Earlier we had leapt across the steeping stones and trudged up the long steep hill for a view of the surrounding countryside. Dad had taken the time to name the wildflowers and birds we saw, just like he had with the tiny fish or butterflies we’d caught in our nets earlier. It was days like this that ingrained my love of nature.
Our energy had been restored after the walk with a picnic. A simple affair because we weren’t a well off family. There was tea out of flasks, egg and tomato or cheese and tomato sandwiches, pork pie and home made fruit scones with jam and butter, all served on an assortment of old crockery.
Days like these were rare because Dad worked six days a week at the colliery.
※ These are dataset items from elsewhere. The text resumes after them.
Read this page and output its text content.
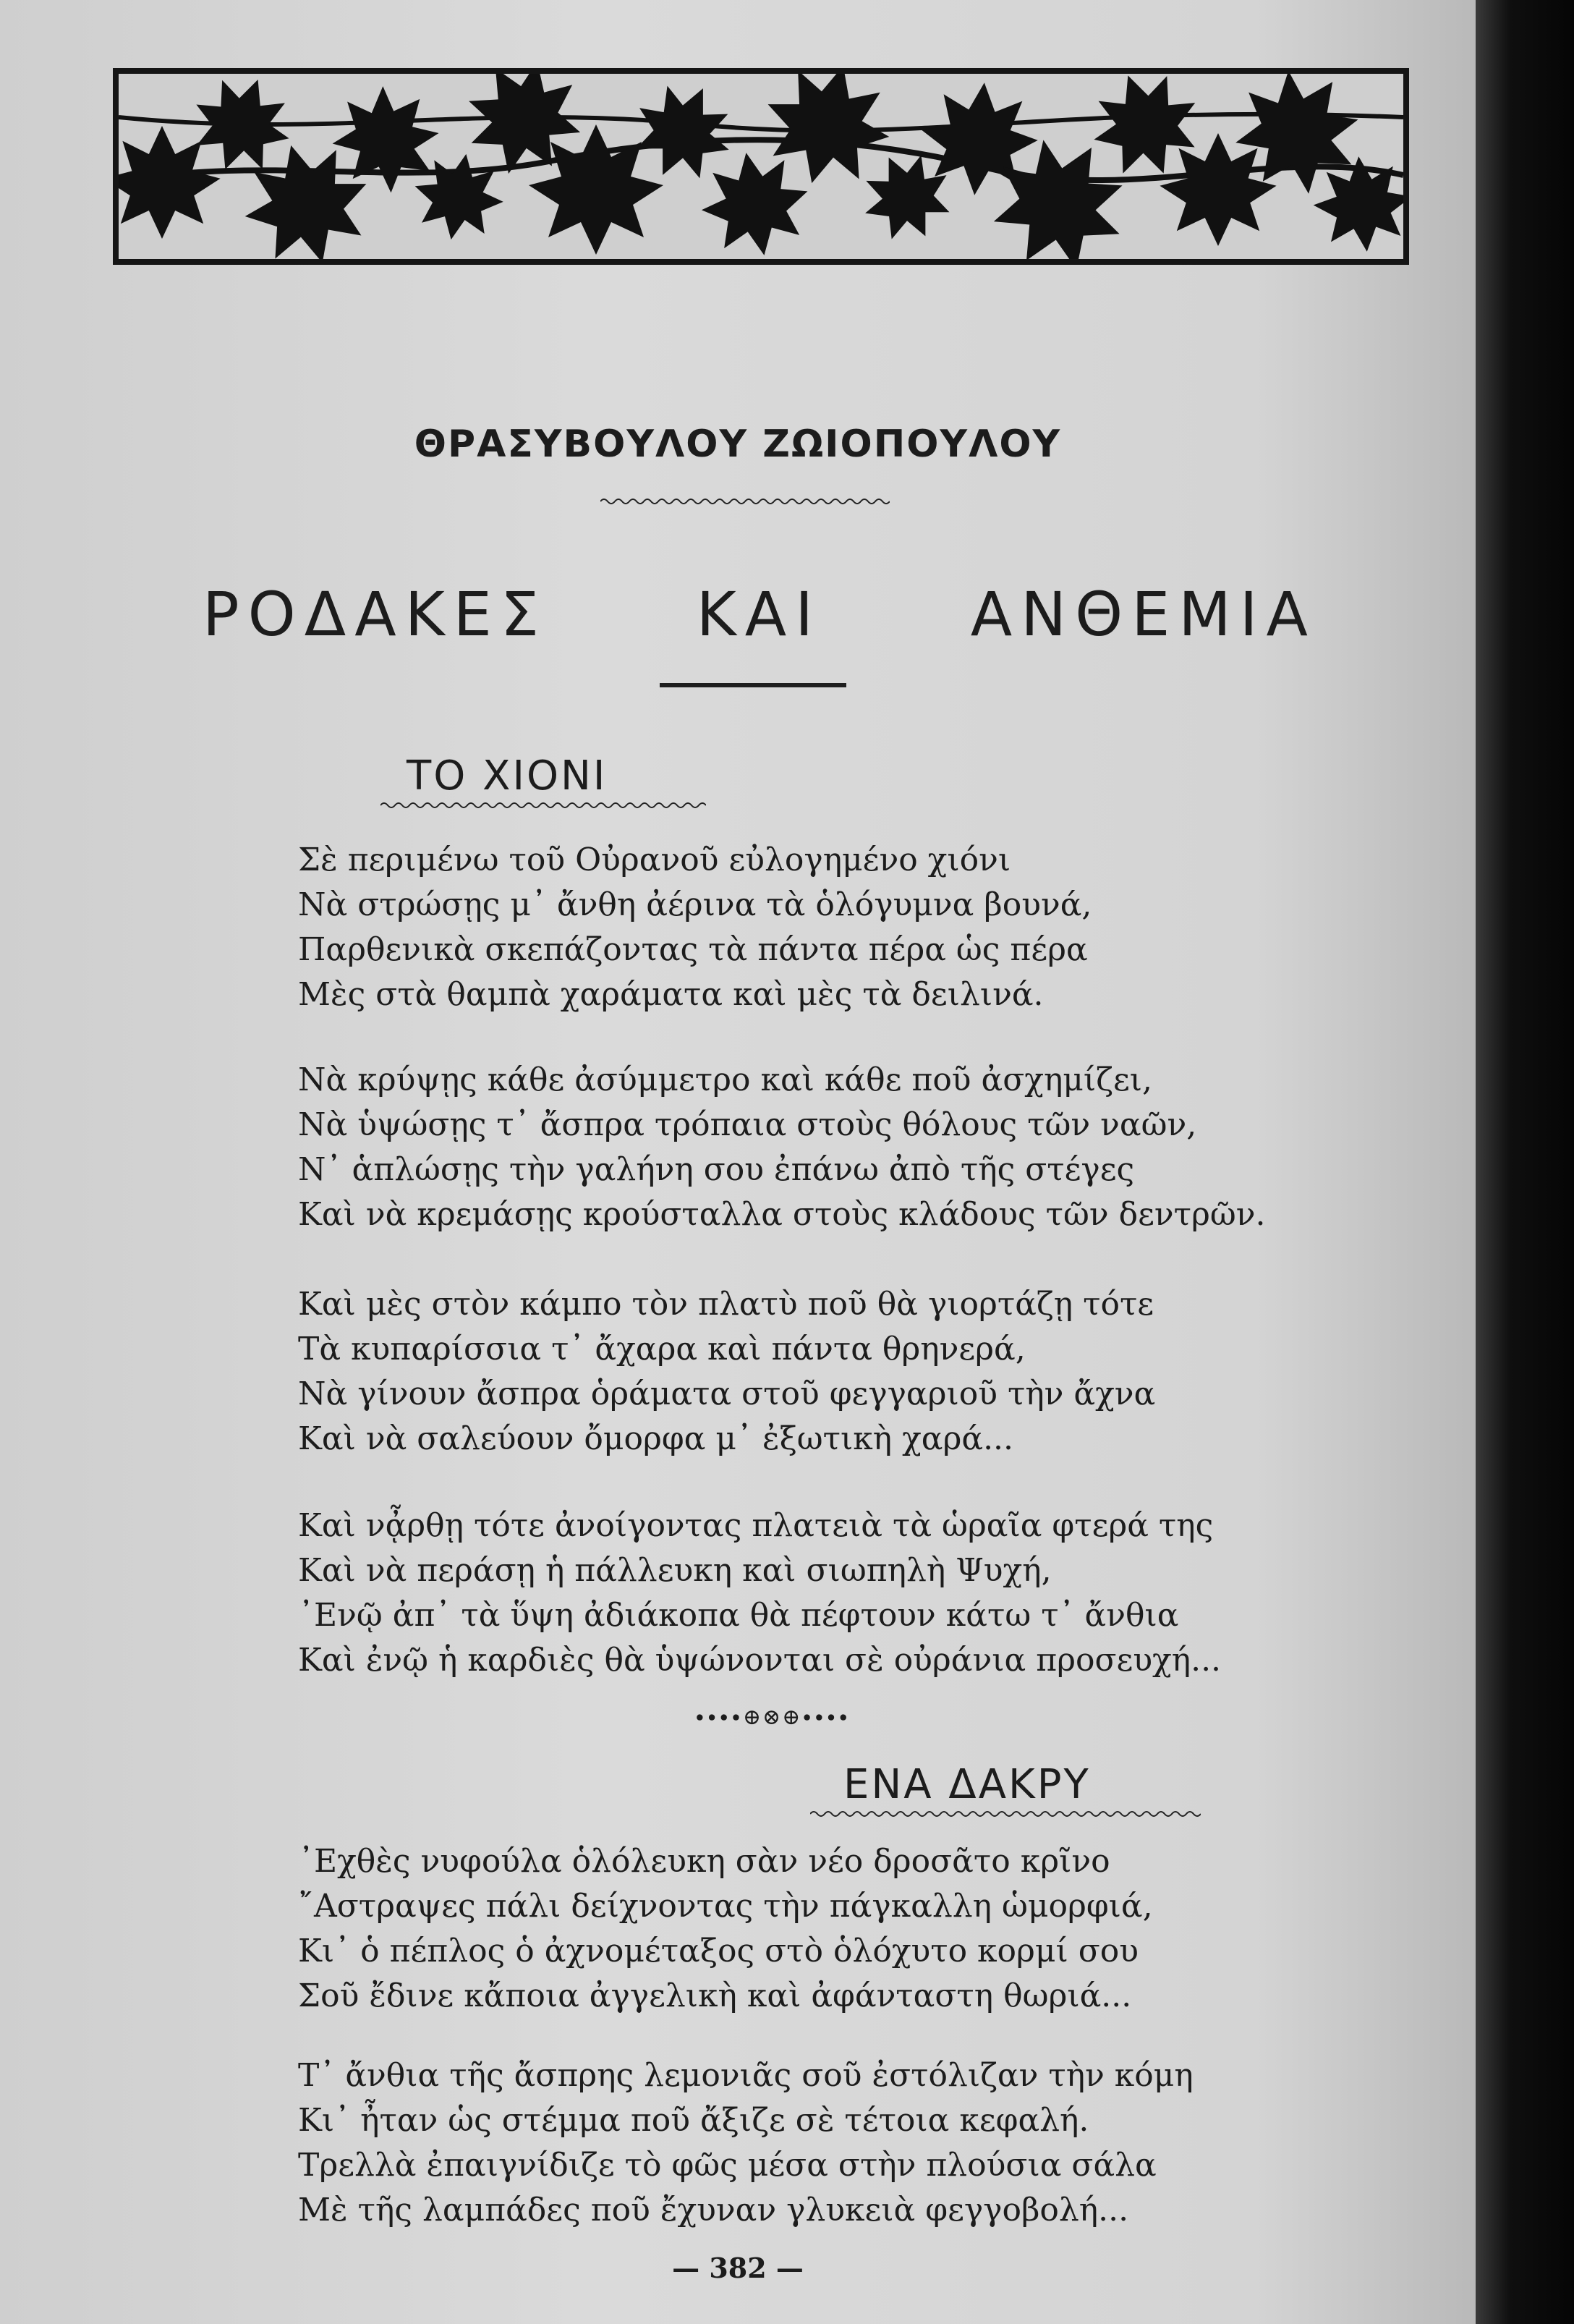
ΘΡΑΣΥΒΟΥΛΟΥ ΖΩΙΟΠΟΥΛΟΥ
ΡΟΔΑΚΕΣ ΚΑΙ ΑΝΘΕΜΙΑ
ΤΟ ΧΙΟΝΙ
Σὲ περιμένω τοῦ Οὐρανοῦ εὐλογημένο χιόνι
Νὰ στρώσῃς μ᾽ ἄνθη ἀέρινα τὰ ὁλόγυμνα βουνά,
Παρθενικὰ σκεπάζοντας τὰ πάντα πέρα ὡς πέρα
Μὲς στὰ θαμπὰ χαράματα καὶ μὲς τὰ δειλινά.
Νὰ κρύψῃς κάθε ἀσύμμετρο καὶ κάθε ποῦ ἀσχημίζει,
Νὰ ὑψώσῃς τ᾽ ἄσπρα τρόπαια στοὺς θόλους τῶν ναῶν,
Ν᾽ ἁπλώσῃς τὴν γαλήνη σου ἐπάνω ἀπὸ τῆς στέγες
Καὶ νὰ κρεμάσῃς κρούσταλλα στοὺς κλάδους τῶν δεντρῶν.
Καὶ μὲς στὸν κάμπο τὸν πλατὺ ποῦ θὰ γιορτάζῃ τότε
Τὰ κυπαρίσσια τ᾽ ἄχαρα καὶ πάντα θρηνερά,
Νὰ γίνουν ἄσπρα ὁράματα στοῦ φεγγαριοῦ τὴν ἄχνα
Καὶ νὰ σαλεύουν ὄμορφα μ᾽ ἐξωτικὴ χαρά...
Καὶ νᾆρθῃ τότε ἀνοίγοντας πλατειὰ τὰ ὡραῖα φτερά της
Καὶ νὰ περάσῃ ἡ πάλλευκη καὶ σιωπηλὴ Ψυχή,
᾿Ενῷ ἀπ᾽ τὰ ὕψη ἀδιάκοπα θὰ πέφτουν κάτω τ᾽ ἄνθια
Καὶ ἐνῷ ἡ καρδιὲς θὰ ὑψώνονται σὲ οὐράνια προσευχή...
∙∙∙∙⊕⊗⊕∙∙∙∙
ΕΝΑ ΔΑΚΡΥ
᾿Εχθὲς νυφούλα ὁλόλευκη σὰν νέο δροσᾶτο κρῖνο
῎Αστραψες πάλι δείχνοντας τὴν πάγκαλλη ὡμορφιά,
Κι᾽ ὁ πέπλος ὁ ἀχνομέταξος στὸ ὁλόχυτο κορμί σου
Σοῦ ἔδινε κἄποια ἀγγελικὴ καὶ ἀφάνταστη θωριά...
Τ᾽ ἄνθια τῆς ἄσπρης λεμονιᾶς σοῦ ἐστόλιζαν τὴν κόμη
Κι᾽ ἦταν ὡς στέμμα ποῦ ἄξιζε σὲ τέτοια κεφαλή.
Τρελλὰ ἐπαιγνίδιζε τὸ φῶς μέσα στὴν πλούσια σάλα
Μὲ τῆς λαμπάδες ποῦ ἔχυναν γλυκειὰ φεγγοβολή...
— 382 —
We lived in a colliery house and Mum was a stay-at-home mum. So it was wonderful to spend this kind of time with them both away from the village and the ever lingering smell of coal smoke.
Mum is very surprised that it isn’t the bike, bats and balls or skipping rope that take my fancy, legacy of having three older brothers that aren’t out with us today, but a doll! A last lingering look at the doll and we head back to the car, my mind distracted from her when we stop at the fish pond to watch the koi carp, whilst Dad nips back to the tobacconist for five cigarettes. We make several more trips back to Matlock that summer though I never see my doll in the window again, Dad always pops in next door to buy a few cigarettes whilst we watch the fish.
My December birthday comes and goes and so does Christmas. I’d had some nice presents, mostly homemade, and was content. We were getting ready to sit down to Christmas dinner and I was asked to fetch an extra chair for Nan from my room. There in my room was my doll. I cried, I always cried when I was very happy, I still do!
I am now fifty-something years old, in my bedroom, looking at all kinds of wonderful things but am still captivated by my doll. Her face has had to be redrawn a couple of times and her pink leather boots perished a long time ago, replaced with a close approximation made out of felt, with wool for the laces. She isn’t your standard plastic baby doll, she is a three foot high, rag doll in a purple flowery dress with lace trimming. Ever since the day I saw her she has felt like a friend, someone I could make up stories with. Her dark straw coloured hair in pigtails, tied with purple felt ribbon, is a real dust catcher but I love her still.
A constant by my side that Dad had paid for in instalments whilst supposedly buying cigarettes and sneaked into the car on our last visit to Matlock that summer.